My first and main aim of the day was to see the rather unseasonal Pallas's Warbler at Kessingland Sewage Works and with a bit of patience some great views were eventually had (after several less than great ones!). The bird ranged quite widely in the area centered on the wooden gate. Also around the area were at least 6 Chiffchaffs, 2 Goldcrests, a fly-over Grey Wagtail, Great Spotted Woodpecker, Sparrowhawk, Common Buzzard and a 'peeping' Kingfisher.
Next on my agenda was the Hooded Crow at Mautby and I was very lucky to find it straight away after fighting my way through the usual Oulton Broad and Yarmouth traffic. It favours the pig fields just south of Mautby Lodge. Also there was a much darker Hooded Crow hybrid.
Hooded Crow, Mautby
Halvergate isn't very far away from Mautby so I headed there next finding just 1 Cattle Egret with the cattle but it seemed to like spending most of its time in a ditch. Also there was another Kingfisher which landed on a rail really close to me but not for long enough for a photo! Amongst the c200 Pink-footed Geese there were 5 White-fronted Geese plus 2 Little Egrets.
Cattle Egret, Halvergate
As I was leaving Halvergate I got news of a reported Todd's Canada Goose with Pink-feet between Billockby and Clippesby so I hot-footed it there. Sadly a large proportion of the huge flock of geese had moved over the brow of a hill but I did pick out c8 Tundra Bean Geese and 2 White-fronted Geese and an Svalbard neck-ringed Pink-foot (no.S53, black on white) before I moved on.
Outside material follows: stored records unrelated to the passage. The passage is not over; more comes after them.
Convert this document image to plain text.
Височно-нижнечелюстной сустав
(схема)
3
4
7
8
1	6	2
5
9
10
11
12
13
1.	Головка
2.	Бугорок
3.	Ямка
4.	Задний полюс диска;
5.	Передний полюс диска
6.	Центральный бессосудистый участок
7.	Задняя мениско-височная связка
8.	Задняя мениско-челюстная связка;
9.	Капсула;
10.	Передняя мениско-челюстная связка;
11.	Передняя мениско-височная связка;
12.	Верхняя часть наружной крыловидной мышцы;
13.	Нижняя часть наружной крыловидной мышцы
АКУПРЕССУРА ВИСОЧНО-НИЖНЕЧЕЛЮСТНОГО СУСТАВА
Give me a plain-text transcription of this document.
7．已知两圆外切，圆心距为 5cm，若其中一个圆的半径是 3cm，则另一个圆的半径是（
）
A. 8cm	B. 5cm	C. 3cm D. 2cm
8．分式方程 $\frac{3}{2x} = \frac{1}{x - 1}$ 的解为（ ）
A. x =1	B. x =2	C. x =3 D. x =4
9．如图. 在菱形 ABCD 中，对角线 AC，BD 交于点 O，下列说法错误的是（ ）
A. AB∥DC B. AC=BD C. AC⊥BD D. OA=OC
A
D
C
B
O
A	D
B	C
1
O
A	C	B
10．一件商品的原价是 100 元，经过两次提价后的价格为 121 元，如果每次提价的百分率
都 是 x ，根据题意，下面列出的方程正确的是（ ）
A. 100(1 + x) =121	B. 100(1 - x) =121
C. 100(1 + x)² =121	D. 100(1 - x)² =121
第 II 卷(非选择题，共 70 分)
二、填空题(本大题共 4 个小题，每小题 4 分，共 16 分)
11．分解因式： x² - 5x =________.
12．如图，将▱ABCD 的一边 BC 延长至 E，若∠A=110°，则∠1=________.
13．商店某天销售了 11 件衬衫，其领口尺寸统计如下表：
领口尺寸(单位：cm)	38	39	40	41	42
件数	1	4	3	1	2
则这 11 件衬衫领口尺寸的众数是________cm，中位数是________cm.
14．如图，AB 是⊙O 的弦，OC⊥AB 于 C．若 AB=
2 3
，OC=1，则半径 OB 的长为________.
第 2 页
My last port of call was Ludham Airfield where after a bit of driving about I found the flock of wild swans in fields to the north of the airfield. The flock was 156 birds strong with c125 Bewick's Swans and c30 Whooper Swans. By driving along a concrete farm track I was able to get close enough for a few pics but the light was beggining to fade. 44 Egyptian Geese there were also notable.